OSLO: Two Indian from Occupied Kashmir on Thursday won Norway´s Rafto Prize for human rights for their long-term struggle against violence in the disputed territory, the jury announced.
Parveena Ahanger, nicknamed “The Iron Lady of Kashmir”, founded and leads the Association of Parents of Missing Persons after her 17-year-old son was kidnapped by security forces in 1990. She hasn´t heard anything from or of him since.
Her co-laureate, lawyer Imroz Parvez, founded the Jammu Kashmir Coalition of Civil Society (JKCCS) which promotes human rights and non-violence. It has documented the Indian authorities´ use of torture in Jammu and Kashmir.

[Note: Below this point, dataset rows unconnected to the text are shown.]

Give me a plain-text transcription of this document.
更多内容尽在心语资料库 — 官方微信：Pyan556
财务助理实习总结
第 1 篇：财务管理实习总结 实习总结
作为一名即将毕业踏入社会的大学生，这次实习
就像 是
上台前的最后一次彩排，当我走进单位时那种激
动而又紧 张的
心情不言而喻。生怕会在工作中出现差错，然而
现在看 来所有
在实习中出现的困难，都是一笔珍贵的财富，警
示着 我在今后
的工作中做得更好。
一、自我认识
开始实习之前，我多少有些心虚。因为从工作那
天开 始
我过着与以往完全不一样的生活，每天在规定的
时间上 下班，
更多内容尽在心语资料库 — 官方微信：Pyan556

Rafto Foundation said Parveena Ahangar and Imroz Parvez have long been at the forefront of the struggle against arbitrary abuses of power in Occupied Kashmir that has borne the brunt of escalating violence, militarisation and international tension.
“Their long campaign to expose human rights violations, promote dialogue and seek peaceful solutions to the intractable conflict in Kashmir has inspired new generations across communities,” it added.
The prize of $20,000 (17,750 euros) will formally be presented on November 5 in the western Norwegian town of Bergen.
Between 8,000 and 10,000 people have gone missing since the beginning of the escalation in the 1980s, according to the Rafto Foundation.
Named after the late Norwegian human rights activist Thorolf Rafto, four past winners of the prize (Aung San Suu Kyi, Jose Ramos-Horta, Kim Dae-Jung and Shirin Ebadi) went on to win to Nobel Peace Prize, whose laureate for 2017 will be announced on October 6.